Studies show that more than three out of four decisions influencing the final choice of materials and manufacturing processes are made during the design phase whilst over 80% of the ecological and economic costs are made before the object is actually created. Design has a pivotal influence on the way that products and services are made and used – it is, therefore, a crucial element in a shift towards a more resource-efficient economy.
This is exactly where initiatives like People’s Design Lab have a substantial role to play. People’s Design Lab is a platform for people frustrated by the increasing production of items that cannot be reused, repaired, recycled or composted. It’s a place to address governments and industries who create “stuff” for the sake of it.
Another important initiative is the Design Out Waste.
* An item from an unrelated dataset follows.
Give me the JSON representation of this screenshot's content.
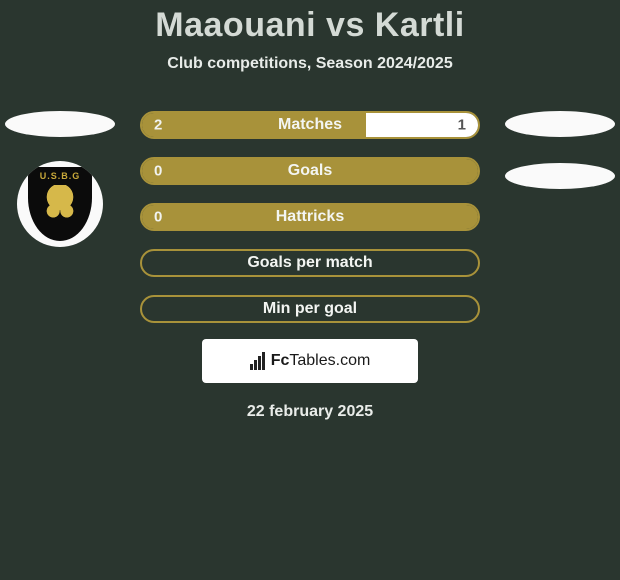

This project looked at the end of life of electrical products and designed alternative ways to make the most of the material that they embody. There is no one-size-fits-all solution to this problem, so to demonstrate this fact, three different toasters were designed; The Realist, the Pragmatist, and The Optimist, each demonstrating a different strategy to creating circular material flows.
I also like the design action plan for a circular economy, a project that aimed to put design in the center of Scotland’s transition to Circular Economy. A range of stakeholders representing industry, the design sector, policy, academia and the third sector were brought together in a collaborative process to jointly develop the action plan that is tangible, realistic and corresponds to market and policy needs.
We need much more initiatives like those ones, we need a revolution in design that will shift the consumers’ attitudes too, we need a redesign not only of the products but of the whole supply chains, most importantly the global ones. But we can still hope for that. As Antoine de Saint-Exupery has said, “Perfection is achieved not when there is nothing more to add, but when there is nothing left to take away.”
Thank you Antonis for this post.
You put in light that the first problem in acting a real #circulareconomy is a matter of design and planning of the overall life cycle of old and new products. And this is more true since nanotechnologies are making a shift in the spread of total new materials.
But I would say that this isn’t going to be a real issue if production policies all over the world could make a real change in a way that finally different knowledges and expertise involved in the dominant development model of new products can work together. Is it only a dream? Bateson wrote that Mind and Nature is a necessary unity for us to survive and I totally agree. So at the same time City Planning and Design need to change the old paradigm.